Sunday, June 12, 2022

I Sometimes Wonder What Popehat Is Thinking

Because this entire thread, a portion of which Popehat retweeted, belongs on "Bad Legal Twitter." Mostly because it violates what's become the first rule of this blog in discussing criminal cases: 

KNOW WHAT THE HELL 'MENS REA' MEANS!

This thread doesn't come anywhere close to that standard.

The old joke defense to statutory rape is:  "She looked 16!"  The old saw about criminal law is "Ignorance of the law is no excuse."  Neither of those is precisely a legal standard, but they do well enough for our discussion.  You can't get out of a statutory rape charge by saying you thought the young lady was of age, when she wasn't.  And you can't get out a criminal charge with the George Constanza defense:  "Was that wrong?  'Cause, I gotta tell you, I'm a little unclear about this whole good/bad thing."

White collar criminals are less likely to go to jail than robbers and rapists not because they don't display the proper mens rea, but because the crimes are more inchoate (financial fraud, tax fraud, etc.), and the top guy tends not to be in the room. 

The criminal investigation into Trump's company stalled with the finance guy (by all reports, anyway).  The problem was not that there wasn't criminality shown, or that the criminal actions weren't done knowingly (knowing what they were doing is the standard.  It doesn't matter if they knew what they were doing was illegal and that's why they were doing it.).  The problem was connecting Trump personally to those actions by his company.  It's not enough to say Trump's reputation was for micro-management of every aspect of his company's business.  A solid nexus between Trump and the criminal action has to be shown.  If he knew what was going on, and what was going on was criminal, that's enough. (I’ll amend that to clarify: tax cases abound with defenses that the taxpayer thought his claims were valid. They still lose when the court disagrees.)

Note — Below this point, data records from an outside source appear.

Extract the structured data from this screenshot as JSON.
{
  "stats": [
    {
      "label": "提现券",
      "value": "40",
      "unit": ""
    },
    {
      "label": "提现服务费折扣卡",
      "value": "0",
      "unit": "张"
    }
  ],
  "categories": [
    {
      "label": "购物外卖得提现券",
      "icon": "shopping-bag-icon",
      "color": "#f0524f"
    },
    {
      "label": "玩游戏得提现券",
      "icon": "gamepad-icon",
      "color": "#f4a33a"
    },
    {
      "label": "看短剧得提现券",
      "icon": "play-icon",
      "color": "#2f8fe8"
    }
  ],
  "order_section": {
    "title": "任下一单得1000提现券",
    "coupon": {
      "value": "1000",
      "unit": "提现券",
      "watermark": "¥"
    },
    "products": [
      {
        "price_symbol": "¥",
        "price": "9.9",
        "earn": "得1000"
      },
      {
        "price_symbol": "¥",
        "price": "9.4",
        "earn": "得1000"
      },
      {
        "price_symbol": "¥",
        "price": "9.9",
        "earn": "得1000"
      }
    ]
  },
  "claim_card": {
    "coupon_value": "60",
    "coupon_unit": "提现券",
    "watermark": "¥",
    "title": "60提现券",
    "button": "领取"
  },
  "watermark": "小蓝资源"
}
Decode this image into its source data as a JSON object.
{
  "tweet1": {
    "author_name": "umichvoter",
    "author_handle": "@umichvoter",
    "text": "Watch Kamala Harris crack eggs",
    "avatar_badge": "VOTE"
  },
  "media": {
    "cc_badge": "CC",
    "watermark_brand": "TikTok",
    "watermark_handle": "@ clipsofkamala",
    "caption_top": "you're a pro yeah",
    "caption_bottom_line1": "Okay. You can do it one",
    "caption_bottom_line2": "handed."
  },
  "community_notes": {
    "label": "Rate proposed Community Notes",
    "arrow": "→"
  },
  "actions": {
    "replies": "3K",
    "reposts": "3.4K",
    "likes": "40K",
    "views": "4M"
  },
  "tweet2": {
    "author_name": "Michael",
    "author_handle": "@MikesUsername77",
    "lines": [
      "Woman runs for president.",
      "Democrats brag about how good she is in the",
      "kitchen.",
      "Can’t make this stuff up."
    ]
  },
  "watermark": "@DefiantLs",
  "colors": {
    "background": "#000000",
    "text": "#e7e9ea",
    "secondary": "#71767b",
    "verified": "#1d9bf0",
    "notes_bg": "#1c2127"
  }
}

But it's harder to establish that than to establish the guy in the security video with the gun on the poor shnuck behind the counter is also the guy sitting at the defense table.  The intent of the guy with the gun on the screen is pretty clear; if that's the same guy at the table, game over.

Ideally, anyway.  Nothing in law is quite that simple, except when you have ineffective counsel.

Trump won't skate on charges that could arise from what he did to stay in office, up to and including charges of seditious conspiracy (they still seem the most likely.  I think DOJ is warming up with Proud Boys and Oath Keepers.  OCICBW.) because he'll argue that when the President does it, it's legal; or that at least that's what he thought.  His public defense is that there was fraud and that justified him doing anything in his Presidential power to overcome it.  That's not a legal defense at all.  The public perception (among some) is that such a defense overcomes a showing of mens rea for conspiracy or any other crime Trump can be charged with.  Again: not the way it works.

Trump did everything in his power to prove fraud in 60+ state and federal cases.  He lost all of them.  That ended the hunt for fraud that would allow him to claim electoral victory ( see the “tax cheat” who thought his dodge was “legal”).  Everything he did after that was potentially a criminal act or acts, and he clearly did all of that intentionally, not negligently or while in a coma or sleep-walking or otherwise unaware of his efforts and his goals.  Intent is going to be the least problem DOJ has in prosecuting Trump.

Far more serious is the lone Senator at Andrew Johnson's impeachmnent-problem.  The one who reportedly didn't vote for removal because he didn't think it was the right thing to do.  We don't prosecute ex-Presidents in this country.  We've never had to.  What if a juror decides Trump is guilty, but he shouldn't be convicted because the US is not a banana republic?

That's a far more serious concern.  It's also why it's good to let the House Committee lay the groundwork for a first-in-our-history criminal prosecution of an ex-President.  The more transparent we are about this, the harder it is to call it a "political trial."

Because that's the real landmine we as a nation have to avoid stepping on.